In 1953 they moved to Hope, Alaska, on the Kenai Peninsula about 90 miles from Anchorage. As they raised their family, they started a big game guiding business based out of their main cabin at Brushkana Creek on the Denali Highway in central Alaska. For nearly 40 years in the guide business, she spent hours over a wood cook stove in a cabin or a tent, helped pack horses with supplies needed for a pack trip back into the wilderness, led back horses over wilderness trails, and drove long distances to pick up clients.

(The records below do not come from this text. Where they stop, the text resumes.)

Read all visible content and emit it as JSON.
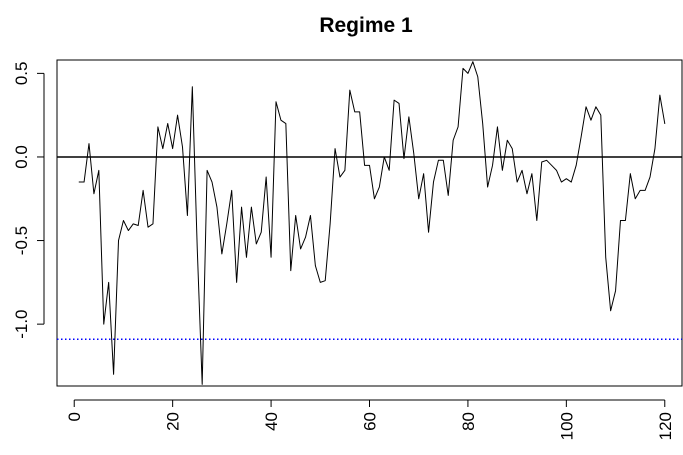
{
  "chart_data": {
    "type": "line",
    "title": "Regime 1",
    "xlabel": "",
    "ylabel": "",
    "xlim": [
      -3.5,
      123.5
    ],
    "ylim": [
      -1.37,
      0.58
    ],
    "xticks": [
      "0",
      "20",
      "40",
      "60",
      "80",
      "100",
      "120"
    ],
    "yticks": [
      "0.5",
      "0.0",
      "-0.5",
      "-1.0"
    ],
    "xtick_values": [
      0,
      20,
      40,
      60,
      80,
      100,
      120
    ],
    "ytick_values": [
      0.5,
      0.0,
      -0.5,
      -1.0
    ],
    "grid": false,
    "reference_lines": [
      {
        "y": 0.0,
        "style": "solid",
        "color": "#000000"
      },
      {
        "y": -1.09,
        "style": "dotted",
        "color": "#0000ff"
      }
    ],
    "series": [
      {
        "color": "#000000",
        "x": [
          1,
          2,
          3,
          4,
          5,
          6,
          7,
          8,
          9,
          10,
          11,
          12,
          13,
          14,
          15,
          16,
          17,
          18,
          19,
          20,
          21,
          22,
          23,
          24,
          25,
          26,
          27,
          28,
          29,
          30,
          31,
          32,
          33,
          34,
          35,
          36,
          37,
          38,
          39,
          40,
          41,
          42,
          43,
          44,
          45,
          46,
          47,
          48,
          49,
          50,
          51,
          52,
          53,
          54,
          55,
          56,
          57,
          58,
          59,
          60,
          61,
          62,
          63,
          64,
          65,
          66,
          67,
          68,
          69,
          70,
          71,
          72,
          73,
          74,
          75,
          76,
          77,
          78,
          79,
          80,
          81,
          82,
          83,
          84,
          85,
          86,
          87,
          88,
          89,
          90,
          91,
          92,
          93,
          94,
          95,
          96,
          97,
          98,
          99,
          100,
          101,
          102,
          103,
          104,
          105,
          106,
          107,
          108,
          109,
          110,
          111,
          112,
          113,
          114,
          115,
          116,
          117,
          118,
          119,
          120
        ],
        "y": [
          -0.15,
          -0.15,
          0.08,
          -0.22,
          -0.08,
          -1.0,
          -0.75,
          -1.3,
          -0.5,
          -0.38,
          -0.44,
          -0.4,
          -0.41,
          -0.2,
          -0.42,
          -0.4,
          0.18,
          0.05,
          0.2,
          0.05,
          0.25,
          0.06,
          -0.35,
          0.42,
          -0.55,
          -1.36,
          -0.08,
          -0.15,
          -0.3,
          -0.58,
          -0.4,
          -0.2,
          -0.75,
          -0.3,
          -0.6,
          -0.3,
          -0.52,
          -0.45,
          -0.12,
          -0.6,
          0.33,
          0.22,
          0.2,
          -0.68,
          -0.35,
          -0.55,
          -0.48,
          -0.35,
          -0.65,
          -0.75,
          -0.74,
          -0.4,
          0.05,
          -0.12,
          -0.08,
          0.4,
          0.27,
          0.27,
          -0.05,
          -0.05,
          -0.25,
          -0.18,
          0.0,
          -0.08,
          0.34,
          0.32,
          -0.01,
          0.24,
          0.02,
          -0.25,
          -0.1,
          -0.45,
          -0.15,
          -0.02,
          -0.02,
          -0.23,
          0.1,
          0.18,
          0.53,
          0.5,
          0.57,
          0.48,
          0.2,
          -0.18,
          -0.05,
          0.18,
          -0.08,
          0.1,
          0.05,
          -0.15,
          -0.08,
          -0.22,
          -0.1,
          -0.38,
          -0.03,
          -0.02,
          -0.05,
          -0.08,
          -0.15,
          -0.13,
          -0.15,
          -0.05,
          0.12,
          0.3,
          0.22,
          0.3,
          0.25,
          -0.6,
          -0.92,
          -0.8,
          -0.38,
          -0.38,
          -0.1,
          -0.25,
          -0.2,
          -0.2,
          -0.12,
          0.05,
          0.37,
          0.2
        ]
      }
    ]
  }
}
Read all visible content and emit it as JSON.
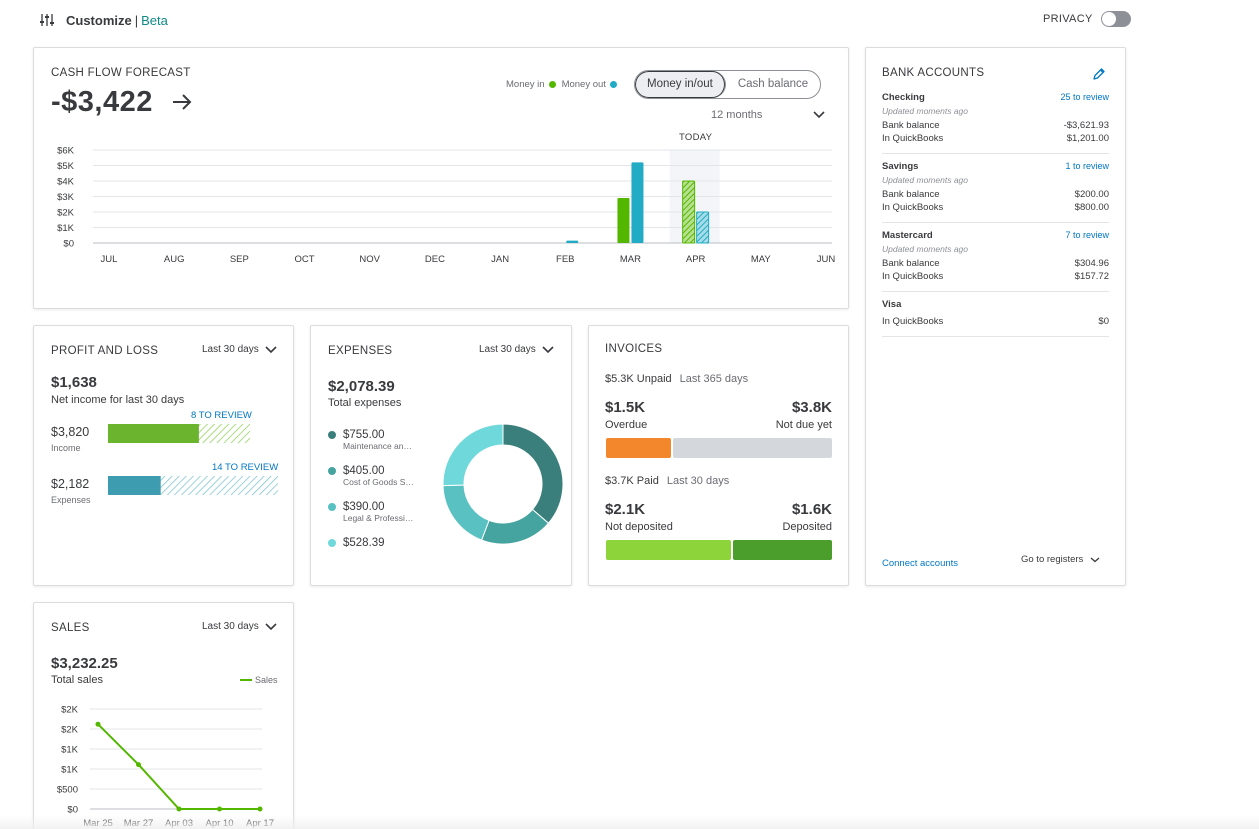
{
  "header": {
    "customize_label": "Customize",
    "separator": "|",
    "beta_label": "Beta",
    "privacy_label": "PRIVACY",
    "privacy_on": false
  },
  "cash_flow": {
    "title": "CASH FLOW FORECAST",
    "amount": "-$3,422",
    "legend_in": "Money in",
    "legend_out": "Money out",
    "toggle_options": [
      "Money in/out",
      "Cash balance"
    ],
    "range": "12 months",
    "today_label": "TODAY"
  },
  "bank_accounts": {
    "title": "BANK ACCOUNTS",
    "accounts": [
      {
        "name": "Checking",
        "review": "25 to review",
        "updated": "Updated moments ago",
        "bank_label": "Bank balance",
        "bank_value": "-$3,621.93",
        "qb_label": "In QuickBooks",
        "qb_value": "$1,201.00"
      },
      {
        "name": "Savings",
        "review": "1 to review",
        "updated": "Updated moments ago",
        "bank_label": "Bank balance",
        "bank_value": "$200.00",
        "qb_label": "In QuickBooks",
        "qb_value": "$800.00"
      },
      {
        "name": "Mastercard",
        "review": "7 to review",
        "updated": "Updated moments ago",
        "bank_label": "Bank balance",
        "bank_value": "$304.96",
        "qb_label": "In QuickBooks",
        "qb_value": "$157.72"
      },
      {
        "name": "Visa",
        "qb_label": "In QuickBooks",
        "qb_value": "$0"
      }
    ],
    "connect_label": "Connect accounts",
    "goto_label": "Go to registers"
  },
  "profit_loss": {
    "title": "PROFIT AND LOSS",
    "period": "Last 30 days",
    "amount": "$1,638",
    "caption": "Net income for last 30 days",
    "income_review": "8 TO REVIEW",
    "income_value": "$3,820",
    "income_label": "Income",
    "income_fraction": 0.64,
    "expenses_review": "14 TO REVIEW",
    "expenses_value": "$2,182",
    "expenses_label": "Expenses",
    "expenses_fraction": 0.31
  },
  "expenses": {
    "title": "EXPENSES",
    "period": "Last 30 days",
    "amount": "$2,078.39",
    "caption": "Total expenses",
    "items": [
      {
        "amount": "$755.00",
        "category": "Maintenance an…",
        "color": "#3a7f7b"
      },
      {
        "amount": "$405.00",
        "category": "Cost of Goods S…",
        "color": "#45a3a0"
      },
      {
        "amount": "$390.00",
        "category": "Legal & Professi…",
        "color": "#5ac1c2"
      },
      {
        "amount": "$528.39",
        "category": "",
        "color": "#6fd8db"
      }
    ]
  },
  "invoices": {
    "title": "INVOICES",
    "unpaid_label": "$5.3K Unpaid",
    "unpaid_period": "Last 365 days",
    "overdue_value": "$1.5K",
    "overdue_label": "Overdue",
    "notdue_value": "$3.8K",
    "notdue_label": "Not due yet",
    "paid_label": "$3.7K Paid",
    "paid_period": "Last 30 days",
    "notdeposited_value": "$2.1K",
    "notdeposited_label": "Not deposited",
    "deposited_value": "$1.6K",
    "deposited_label": "Deposited"
  },
  "sales": {
    "title": "SALES",
    "period": "Last 30 days",
    "amount": "$3,232.25",
    "caption": "Total sales",
    "legend": "Sales"
  },
  "chart_data": [
    {
      "type": "bar",
      "title": "CASH FLOW FORECAST",
      "categories": [
        "JUL",
        "AUG",
        "SEP",
        "OCT",
        "NOV",
        "DEC",
        "JAN",
        "FEB",
        "MAR",
        "APR",
        "MAY",
        "JUN"
      ],
      "y_ticks": [
        "$0",
        "$1K",
        "$2K",
        "$3K",
        "$4K",
        "$5K",
        "$6K"
      ],
      "ylim": [
        0,
        6000
      ],
      "series": [
        {
          "name": "Money in",
          "color": "#53b700",
          "values": [
            0,
            0,
            0,
            0,
            0,
            0,
            0,
            0,
            2900,
            4000,
            0,
            0
          ]
        },
        {
          "name": "Money out",
          "color": "#21abc5",
          "values": [
            0,
            0,
            0,
            0,
            0,
            0,
            0,
            150,
            5200,
            2000,
            0,
            0
          ]
        }
      ],
      "forecast_from": "APR",
      "grid": true
    },
    {
      "type": "donut",
      "title": "EXPENSES",
      "values": [
        755.0,
        405.0,
        390.0,
        528.39
      ],
      "colors": [
        "#3a7f7b",
        "#45a3a0",
        "#5ac1c2",
        "#6fd8db"
      ]
    },
    {
      "type": "line",
      "title": "SALES",
      "x": [
        "Mar 25",
        "Mar 27",
        "Apr 03",
        "Apr 10",
        "Apr 17"
      ],
      "y_ticks": [
        "$0",
        "$500",
        "$1K",
        "$1K",
        "$2K",
        "$2K"
      ],
      "ylim": [
        0,
        2500
      ],
      "series": [
        {
          "name": "Sales",
          "color": "#53b700",
          "values": [
            2120,
            1110,
            0,
            0,
            0
          ]
        }
      ],
      "grid": true
    }
  ]
}
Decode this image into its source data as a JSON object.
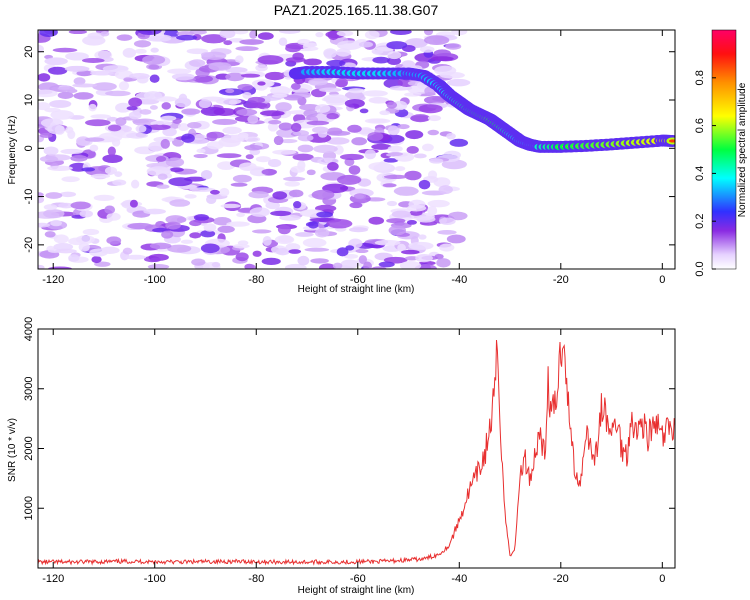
{
  "title": "PAZ1.2025.165.11.38.G07",
  "chart_data": [
    {
      "type": "heatmap",
      "xlabel": "Height of straight line (km)",
      "ylabel": "Frequency (Hz)",
      "xlim": [
        -123,
        2.5
      ],
      "ylim": [
        -25,
        24.5
      ],
      "xticks": [
        -120,
        -100,
        -80,
        -60,
        -40,
        -20,
        0
      ],
      "yticks": [
        -20,
        -10,
        0,
        10,
        20
      ],
      "colorbar": {
        "label": "Normalized spectral amplitude",
        "range": [
          0,
          1
        ],
        "ticks": [
          0.0,
          0.2,
          0.4,
          0.6,
          0.8
        ],
        "colors": [
          "#ffffff",
          "#8a2be2",
          "#2020ff",
          "#00ffff",
          "#00ff00",
          "#ffff00",
          "#ff8800",
          "#ff0000",
          "#ff0066"
        ]
      },
      "ridge": {
        "x": [
          -72,
          -70,
          -65,
          -60,
          -55,
          -50,
          -47,
          -44,
          -42,
          -40,
          -38,
          -36,
          -34,
          -32,
          -30,
          -28,
          -26,
          -24,
          -20,
          -15,
          -10,
          -5,
          0,
          2.5
        ],
        "y": [
          15.5,
          15.8,
          15.8,
          15.5,
          15.5,
          15.5,
          15.0,
          13.0,
          11.0,
          9.5,
          8.0,
          7.0,
          6.0,
          4.5,
          3.0,
          1.5,
          0.7,
          0.3,
          0.3,
          0.5,
          0.8,
          1.2,
          1.6,
          1.5
        ],
        "amplitude": [
          0.3,
          0.45,
          0.5,
          0.5,
          0.5,
          0.45,
          0.45,
          0.5,
          0.55,
          0.6,
          0.65,
          0.7,
          0.75,
          0.7,
          0.6,
          0.5,
          0.55,
          0.6,
          0.7,
          0.75,
          0.8,
          0.85,
          0.9,
          0.85
        ]
      }
    },
    {
      "type": "line",
      "xlabel": "Height of straight line (km)",
      "ylabel": "SNR (10 * v/v)",
      "xlim": [
        -123,
        2.5
      ],
      "ylim": [
        0,
        4000
      ],
      "xticks": [
        -120,
        -100,
        -80,
        -60,
        -40,
        -20,
        0
      ],
      "yticks": [
        1000,
        2000,
        3000,
        4000
      ],
      "color": "#e83030",
      "series": [
        {
          "x": [
            -123,
            -115,
            -105,
            -95,
            -85,
            -75,
            -65,
            -55,
            -47,
            -44,
            -42,
            -40,
            -38,
            -36,
            -35,
            -34,
            -33,
            -32.5,
            -32,
            -31,
            -30,
            -29,
            -28,
            -27,
            -26,
            -25,
            -24,
            -23,
            -22.5,
            -22,
            -21,
            -20.5,
            -20,
            -19.5,
            -19,
            -18.5,
            -18,
            -17,
            -16,
            -15,
            -14,
            -13,
            -12,
            -11,
            -10,
            -9,
            -8,
            -7,
            -6,
            -5,
            -4,
            -3,
            -2,
            -1,
            0,
            1,
            2.5
          ],
          "y": [
            100,
            100,
            110,
            100,
            110,
            100,
            100,
            110,
            150,
            230,
            380,
            800,
            1300,
            1650,
            1900,
            2300,
            2900,
            3700,
            2600,
            900,
            200,
            350,
            1600,
            1800,
            1500,
            1950,
            2300,
            1800,
            3300,
            2500,
            2750,
            3200,
            3650,
            4000,
            3400,
            2700,
            2200,
            1500,
            1500,
            2400,
            1950,
            1900,
            2700,
            2500,
            2200,
            2500,
            2000,
            1900,
            2600,
            2200,
            2500,
            2200,
            2300,
            2400,
            2150,
            2300,
            2400
          ]
        }
      ]
    }
  ]
}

At the museum in Hope, you might still find a pamphlet talking about the effect of the Good Friday 1964 earthquake, magnitude 9.2, on that little village. A letter from Vee to a neighbor, who was away at the time, reported on the damage not only to the homes but to the land, much of which swamped, and the supply drops being made during that time of physical isolation from the rest of the world.
In the late 1960s, her husband ran for the state legislature and spent years as an elected official and then working for the governor. They lived in Juneau during the winter months while he was involved in politics, and summers in the Interior hunting camp.
Vee’s many adventures in Alaska are too numerous to share here, but are not forgotten, thanks to her own writings.
Vera and Keith retired to 160 acres outside of Eagle Point, Oregon, and built their own home. They spent summers trailering their horses up the highway to Alaska, stopping to fish and camp along the way. They had many visitors at their ranch “Chimney Rock” and Vera continued to ride and even show her beloved horse Limelight.
It was at Chimney Rock I met Vee and Keith about twelve years ago, having seen them only as an infant. My own parents had passed away, and vacation time that would normally have gone for a visit to them gave me an opportunity to finally meet my father’s sister, my mother’s college roommate. My mother had always told me that if I met my Aunt Vee I would know the meaning of true Western hospitality, and she was so right. I only wish I had met her sooner.
Upon Keith’s death Vee moved to Helena and spent her final years living at Shelby House, enjoying coffee on the patio and conversation over meals with friends.
Calling to talk to her at Shelby House was one of my happiest rituals, and I only wish I could call her now to fact-check my work and tease out the story of yet another one of her many adventures.